SavoyCabbage · 16/08/2015 00:43
You say that your sister is two years older than you are but I can't see how old your dd is.
Your sister should have talked yo you first about the official line regarding Santa. And as a rule, I'm not keen on adults telling dc that they must keep things a secret from their parents.
But overall your sister sounds wonderful and she was just trying to do something nice. I couldn't be cross with her for it if it were me.
Children do have outside influences on them all the time. When. Y dd went to school there was this while hoo-haa about the Easter bunny. Now I have to do it every year! Talcum powder footprints and everything.
TheyreMadITellYouMaaaad · 16/08/2015 00:51
YABU and seriously over thinking it. Your dsis has just created a bit of magic for your dd, something she'll think about and wonder over for months, maybe years, and which will forever put her auntie in a special place at Christmas. It's a lovely little fantasy.
TheyreMadITellYouMaaaad · 16/08/2015 00:58
BTW nothing intrinsically wrong with secrets. Having secrets isn't necessarily bad. Our rule about secrets: if it is a good secret, a happy, comfortable secret, then it's fine to keep it. But if it's at all worrying, unhappy or upsetting, if it's an uncomfortable secret, share it with an adult. The adult will help you to decide what to do about the secret.

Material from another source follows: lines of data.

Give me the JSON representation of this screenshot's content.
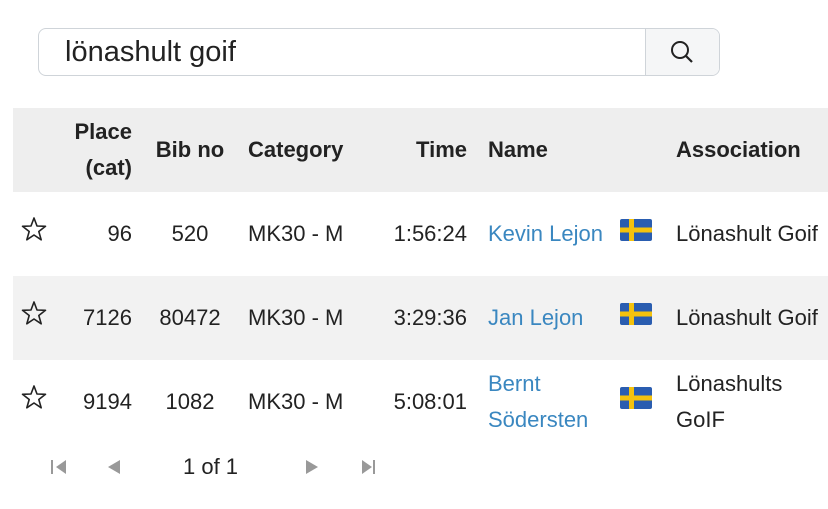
{
  "search": {
    "query": "lönashult goif"
  },
  "table": {
    "headers": [
      "Place (cat)",
      "Bib no",
      "Category",
      "Time",
      "Name",
      "Association"
    ],
    "rows": [
      {
        "place": 96,
        "bib": 520,
        "category": "MK30 - M",
        "time": "1:56:24",
        "name": "Kevin Lejon",
        "association": "Lönashult Goif"
      },
      {
        "place": 7126,
        "bib": 80472,
        "category": "MK30 - M",
        "time": "3:29:36",
        "name": "Jan Lejon",
        "association": "Lönashult Goif"
      },
      {
        "place": 9194,
        "bib": 1082,
        "category": "MK30 - M",
        "time": "5:08:01",
        "name": "Bernt Södersten",
        "association": "Lönashults GoIF"
      }
    ]
  },
  "pagination": {
    "label": "1 of 1"
  }
}
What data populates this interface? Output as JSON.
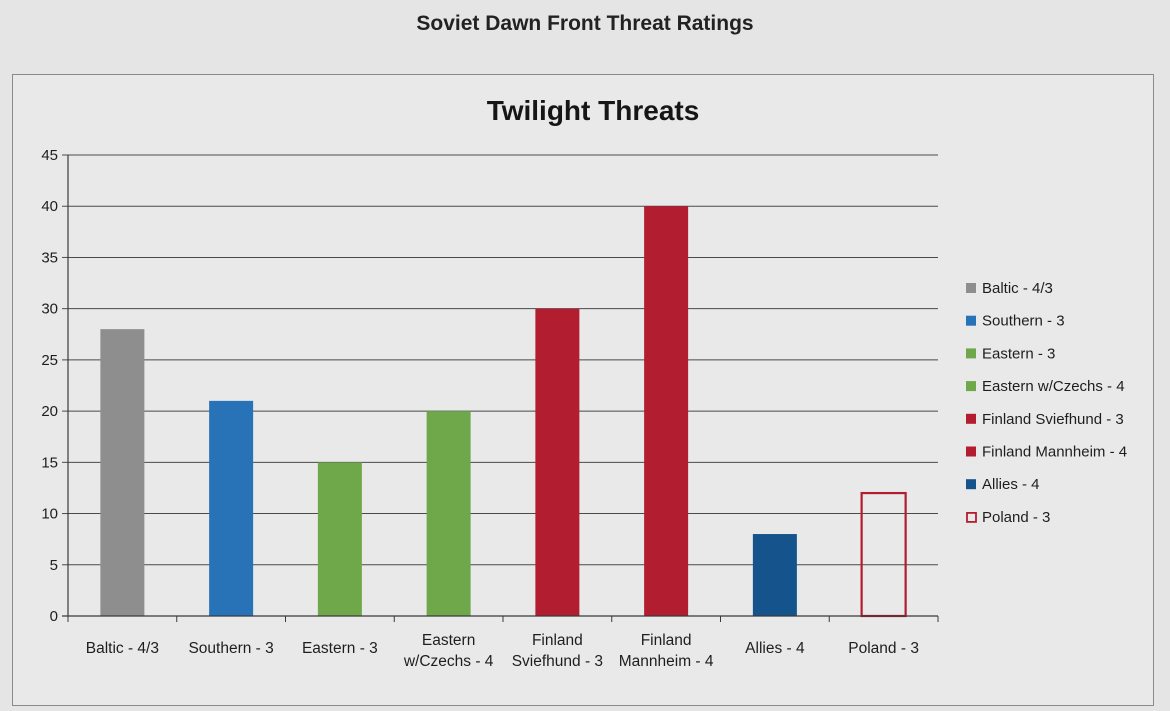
{
  "page_title": "Soviet Dawn Front Threat Ratings",
  "chart_data": {
    "type": "bar",
    "title": "Twilight Threats",
    "xlabel": "",
    "ylabel": "",
    "ylim": [
      0,
      45
    ],
    "y_ticks": [
      0,
      5,
      10,
      15,
      20,
      25,
      30,
      35,
      40,
      45
    ],
    "grid": true,
    "legend_position": "right",
    "categories": [
      "Baltic - 4/3",
      "Southern - 3",
      "Eastern - 3",
      "Eastern w/Czechs - 4",
      "Finland Sviefhund - 3",
      "Finland Mannheim - 4",
      "Allies - 4",
      "Poland - 3"
    ],
    "category_label_lines": [
      [
        "Baltic - 4/3"
      ],
      [
        "Southern - 3"
      ],
      [
        "Eastern - 3"
      ],
      [
        "Eastern",
        "w/Czechs - 4"
      ],
      [
        "Finland",
        "Sviefhund - 3"
      ],
      [
        "Finland",
        "Mannheim - 4"
      ],
      [
        "Allies - 4"
      ],
      [
        "Poland - 3"
      ]
    ],
    "values": [
      28,
      21,
      15,
      20,
      30,
      40,
      8,
      12
    ],
    "colors": [
      "#8e8e8e",
      "#2873b8",
      "#6fa84a",
      "#6fa84a",
      "#b31d30",
      "#b31d30",
      "#14538b",
      "none"
    ],
    "outline_colors": [
      "none",
      "none",
      "none",
      "none",
      "none",
      "none",
      "none",
      "#b31d30"
    ],
    "legend": [
      {
        "label": "Baltic - 4/3",
        "color": "#8e8e8e",
        "outlined": false
      },
      {
        "label": "Southern - 3",
        "color": "#2873b8",
        "outlined": false
      },
      {
        "label": "Eastern - 3",
        "color": "#6fa84a",
        "outlined": false
      },
      {
        "label": "Eastern w/Czechs - 4",
        "color": "#6fa84a",
        "outlined": false
      },
      {
        "label": "Finland Sviefhund - 3",
        "color": "#b31d30",
        "outlined": false
      },
      {
        "label": "Finland Mannheim - 4",
        "color": "#b31d30",
        "outlined": false
      },
      {
        "label": "Allies - 4",
        "color": "#14538b",
        "outlined": false
      },
      {
        "label": "Poland - 3",
        "color": "#b31d30",
        "outlined": true
      }
    ]
  }
}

OrangePeels · 16/08/2015 01:04
TheyreMad - in a previous incarnation (namely before I moved abroad) I was a police officer. It kind of colored my view of secrets. Although I (like most) like to think
I can keep my DD safe from the evils of the world; I am sadly all too aware that "good" secrets can lead on to bad. I've always told Dd she can have secrets with other family members but must tell someone else. Eg uncle says not to tell she had extra sweets so should tell grandma. Grandma says don't tell dad she made him a birthday card so tells mum etc. Just not to tell the person the secret is from if it is a surprise or a gift etc. Maybe I'm just paranoid...
MitzyLeFrouf · 16/08/2015 01:06
I think it's sweet. Sounds like she was caught on the hop by your daughter and made up a story on the spot.
So many threads on MN about aunts and uncles who are indifferent to their nieces and nephews. Your daughter is lucky to be so cherished by her aunt.
OrangePeels · 16/08/2015 01:20
Mitzy I already said I'd accept AIBU. My dad is peeved as he doesn't feel it's my sister's place to make things like this up for DD. It's another complication to remember at Christmas time which should be special enough in it's own right. I said I didn't knew how to feel. Bemused is the right word.
PerspicaciaTick · 16/08/2015 01:22
One of the hardest things about caring for small children is when they ask a thunderbolt question.
It sounds like your DSis did an excellent job of thinking on her feet. She managed to explain her role in the gift delivering without saying anything which is likely to destroy any pre-existing family Santa myths, she told DD she is nice but needs to be good too (seems a sensible balance) and has shared a lovely bit of magic with your DD.
Don't be too hard on her. Most 4yos are sharp enough to know that "You'll need to talk to your mum about it" actually means that Something Is Afoot...at which point their curiosity become insatiable and they go into auto-questioning mode until the adult cracks.
(And I can't understand why your DF is annoyed, or why his opinion counts especially).
TheWitTank · 16/08/2015 08:04
Yabu. I think she's sounds like a lovely aunt and it's not complicated at all. At least she hasn't told her Santa isn't real (which is what I predicted when I started reading). They are obviously very close and it will be lovely for your dd to have such a bond with her aunt. Let them enjoy their time together and don't ruin it by getting annoyed by something so trivial.